I’ve just started reading this: Far From The Tree: Parents, Children, and the Search for Identity by Andrew Solomon (2012), and I think you will enjoy it. Listen, this is how it opens:
There is no such thing as reproduction. When two people decide to have a baby, they engage in an act of production, and the widespread use of the word reproduction for this activity, with its implication that two people are but braiding themselves together, is at best a euphemism to comfort prospective parents before they get in over their heads.
In the subconscious fantasies that make conception look so alluring, it is often ourselves that we would like to see live forever, not someone with a personality of his own. Having anticipated the onward march of our selfish genes, many of us are unprepared for children who present unfamiliar needs.
Parenthood abruptly catapults us into a permanent relationship with a stranger...
We depend on the guarantee in our children’s faces that we will not die. Children whose defining quality annihilates that fantasy of immortality are a particular insult; we must love them for themselves, and not of the best of ourselves in them, and that is a great deal harder to do.
Loving our children is an exercise for the imagination.
…
Our children are not us: they carry throwback genes and recessive traits and are subject right from the start to environmental stimuli beyond our control. And yet we are our children: the reality of being a parent never leaves those who have braved the metamorphosis.

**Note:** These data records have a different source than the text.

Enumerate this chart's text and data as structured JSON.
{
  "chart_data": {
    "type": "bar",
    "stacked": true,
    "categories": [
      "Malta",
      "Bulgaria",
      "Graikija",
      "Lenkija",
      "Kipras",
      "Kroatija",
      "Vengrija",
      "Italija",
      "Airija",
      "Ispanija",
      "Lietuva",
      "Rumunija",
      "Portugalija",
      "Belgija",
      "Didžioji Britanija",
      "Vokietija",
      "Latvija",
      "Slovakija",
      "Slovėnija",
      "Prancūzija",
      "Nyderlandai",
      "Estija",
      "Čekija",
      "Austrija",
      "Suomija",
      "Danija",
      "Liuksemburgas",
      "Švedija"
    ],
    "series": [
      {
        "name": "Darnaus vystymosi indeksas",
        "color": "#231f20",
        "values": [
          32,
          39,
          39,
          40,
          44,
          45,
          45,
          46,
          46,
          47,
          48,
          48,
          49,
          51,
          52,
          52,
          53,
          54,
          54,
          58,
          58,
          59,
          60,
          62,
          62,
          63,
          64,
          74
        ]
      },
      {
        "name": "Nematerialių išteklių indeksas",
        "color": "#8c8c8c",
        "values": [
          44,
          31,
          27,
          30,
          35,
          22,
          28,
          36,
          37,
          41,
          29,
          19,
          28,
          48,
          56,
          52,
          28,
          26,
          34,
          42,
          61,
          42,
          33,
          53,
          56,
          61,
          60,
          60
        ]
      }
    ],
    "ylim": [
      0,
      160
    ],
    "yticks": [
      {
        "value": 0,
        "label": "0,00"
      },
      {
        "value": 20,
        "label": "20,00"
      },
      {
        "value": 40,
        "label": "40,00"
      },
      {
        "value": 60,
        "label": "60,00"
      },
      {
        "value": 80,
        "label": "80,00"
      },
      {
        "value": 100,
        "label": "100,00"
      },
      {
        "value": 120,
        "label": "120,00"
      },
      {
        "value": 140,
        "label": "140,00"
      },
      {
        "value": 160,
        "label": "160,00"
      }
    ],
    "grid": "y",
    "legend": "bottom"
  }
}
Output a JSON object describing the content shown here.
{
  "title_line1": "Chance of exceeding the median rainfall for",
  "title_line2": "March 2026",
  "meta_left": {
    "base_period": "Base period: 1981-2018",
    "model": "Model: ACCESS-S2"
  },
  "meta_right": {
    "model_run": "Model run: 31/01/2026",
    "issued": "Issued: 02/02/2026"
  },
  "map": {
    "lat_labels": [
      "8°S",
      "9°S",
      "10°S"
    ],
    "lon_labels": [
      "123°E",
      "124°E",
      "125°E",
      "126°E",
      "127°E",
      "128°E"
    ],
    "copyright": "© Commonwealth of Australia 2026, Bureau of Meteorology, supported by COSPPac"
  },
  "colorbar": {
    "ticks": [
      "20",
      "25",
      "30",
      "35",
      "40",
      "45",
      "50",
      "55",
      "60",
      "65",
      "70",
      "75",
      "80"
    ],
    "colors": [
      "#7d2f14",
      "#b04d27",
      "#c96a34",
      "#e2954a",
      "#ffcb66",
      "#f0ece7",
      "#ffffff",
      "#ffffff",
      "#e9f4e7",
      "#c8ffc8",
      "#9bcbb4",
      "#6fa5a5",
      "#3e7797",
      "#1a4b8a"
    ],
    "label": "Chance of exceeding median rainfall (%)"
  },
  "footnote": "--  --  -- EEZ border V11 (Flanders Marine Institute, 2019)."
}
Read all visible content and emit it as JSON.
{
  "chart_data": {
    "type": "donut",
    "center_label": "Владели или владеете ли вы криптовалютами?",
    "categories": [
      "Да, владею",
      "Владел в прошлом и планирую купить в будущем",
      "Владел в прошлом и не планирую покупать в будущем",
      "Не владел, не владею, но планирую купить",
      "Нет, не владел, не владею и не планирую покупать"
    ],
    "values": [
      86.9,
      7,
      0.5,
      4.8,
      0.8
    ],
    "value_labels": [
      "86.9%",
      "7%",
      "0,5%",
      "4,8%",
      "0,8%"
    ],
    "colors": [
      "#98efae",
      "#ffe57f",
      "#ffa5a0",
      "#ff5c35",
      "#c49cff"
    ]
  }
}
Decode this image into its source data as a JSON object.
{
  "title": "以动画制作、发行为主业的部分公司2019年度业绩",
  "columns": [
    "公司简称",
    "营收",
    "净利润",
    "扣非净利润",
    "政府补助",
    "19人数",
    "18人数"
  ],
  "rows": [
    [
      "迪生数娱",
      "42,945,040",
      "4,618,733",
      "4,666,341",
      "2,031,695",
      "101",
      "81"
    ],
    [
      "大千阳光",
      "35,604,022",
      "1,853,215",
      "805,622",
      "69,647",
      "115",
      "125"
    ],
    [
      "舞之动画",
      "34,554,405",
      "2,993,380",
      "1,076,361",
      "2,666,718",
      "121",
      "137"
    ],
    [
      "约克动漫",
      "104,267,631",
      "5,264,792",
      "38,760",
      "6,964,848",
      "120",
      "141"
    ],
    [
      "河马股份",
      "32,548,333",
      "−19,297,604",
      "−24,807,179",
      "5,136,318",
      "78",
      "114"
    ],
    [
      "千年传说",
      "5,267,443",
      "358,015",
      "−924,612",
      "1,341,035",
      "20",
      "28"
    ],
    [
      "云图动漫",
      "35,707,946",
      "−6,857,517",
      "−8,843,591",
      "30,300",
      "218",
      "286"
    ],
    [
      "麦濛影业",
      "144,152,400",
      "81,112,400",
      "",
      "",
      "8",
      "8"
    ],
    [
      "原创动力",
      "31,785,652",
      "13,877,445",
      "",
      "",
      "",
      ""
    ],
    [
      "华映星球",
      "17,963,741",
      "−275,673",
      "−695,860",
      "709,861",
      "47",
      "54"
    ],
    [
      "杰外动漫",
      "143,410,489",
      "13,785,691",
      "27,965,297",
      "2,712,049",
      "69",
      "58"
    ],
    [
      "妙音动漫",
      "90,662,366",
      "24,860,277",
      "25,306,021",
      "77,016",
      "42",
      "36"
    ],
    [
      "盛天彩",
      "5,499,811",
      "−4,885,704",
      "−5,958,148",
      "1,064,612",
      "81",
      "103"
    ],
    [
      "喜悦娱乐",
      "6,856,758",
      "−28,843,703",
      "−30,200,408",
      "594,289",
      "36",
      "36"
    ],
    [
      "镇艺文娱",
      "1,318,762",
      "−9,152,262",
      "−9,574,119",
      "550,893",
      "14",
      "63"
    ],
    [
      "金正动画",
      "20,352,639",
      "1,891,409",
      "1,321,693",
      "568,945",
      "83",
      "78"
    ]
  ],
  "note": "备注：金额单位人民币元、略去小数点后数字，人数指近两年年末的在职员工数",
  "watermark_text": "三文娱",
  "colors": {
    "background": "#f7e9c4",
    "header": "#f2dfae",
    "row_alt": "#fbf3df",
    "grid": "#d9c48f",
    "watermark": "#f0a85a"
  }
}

The book examines horizontal identities and… love. Ruminate.
xoxo
“Jane”
P.S. This is what I will be reading next: This is The Story of a Happy Marriage by Ann Patchett. Because, this:
“The tricky thing about being a writer, or about being any kind of artist, is that in addition to making art you also have to make a living. My short stories and novels have always filled my life with meaning, but, at least in the first decade of my career, they were no more capable of supporting me than my dog was. But part of what I love about both novels and dogs is that they are so beautifully oblivious to economic concerns. We serve them, and in return they thrive. It isn’t their responsibility to figure out where the rent is coming from.”
and, this:
In my mind, fiction and nonfiction stayed so far away from each other that for years I would have maintained they had no more a relationship than fiction and waitressing. … But I’ve come to realize that while all those years of writing fiction had improved my craft as a writer across the board, all those years of writing articles … had made me a workhorse, and that, in turn, was a skill I brought back to my novels.
and, fuck, this:
“For me it’s like this: I make up a novel in my head (there will be more about this later). This is the happiest time in the arc of my writing process. The book is my invisible friend, omnipresent, evolving, thrilling… This book I have not yet written one word of is a thing of indescribable beauty, unpredictable in its patterns, piercing in its color, so wild and loyal in its nature that my love for this book, and my faith in it as I track its lazy flight, is the single perfect joy in my life. It is the greatest novel in the history of literature, and I have thought it up, and all I have to do is put it down on paper and then everyone can see this beauty that I see.
And so I do. When I can’t think of another stall, when putting it off has actually become more painful than doing it, I reach up and pluck the butterfly from the air. I take it from the region of my head and I press it down against my desk, and there, with my own hand, I kill it. It’s not that I want to kill it, but it’s the only way I can get something that is so three-dimensional onto the flat page. Just to make sure the job is done I stick it into place with a pin. Imagine running over a butterfly with an SUV. Everything that was beautiful about this living thing — all the color, the light and movement — is gone. What I’m left with is the dry husk of my friend, the broken body chipped, dismantled, and poorly reassembled. Dead. That’s my book.”
Holy CRAP that was poignant! I don’t mean the stuff about kids. Kids are aliens, nothing to do with me. I blame the aliens and the probing, but Ms Anne Pratchett and her dead butterfly. THAT is going to stick with me for the rest of the day. You always make me think. You are an hierophant Ms Nothingbythebook.
The entire Patchett book is sensational.
Just shared that link with a friend who is a writer. Love that paragraph or two that you shared. Hammered me in the solar plexus on my early morning sleuthing for “quality”.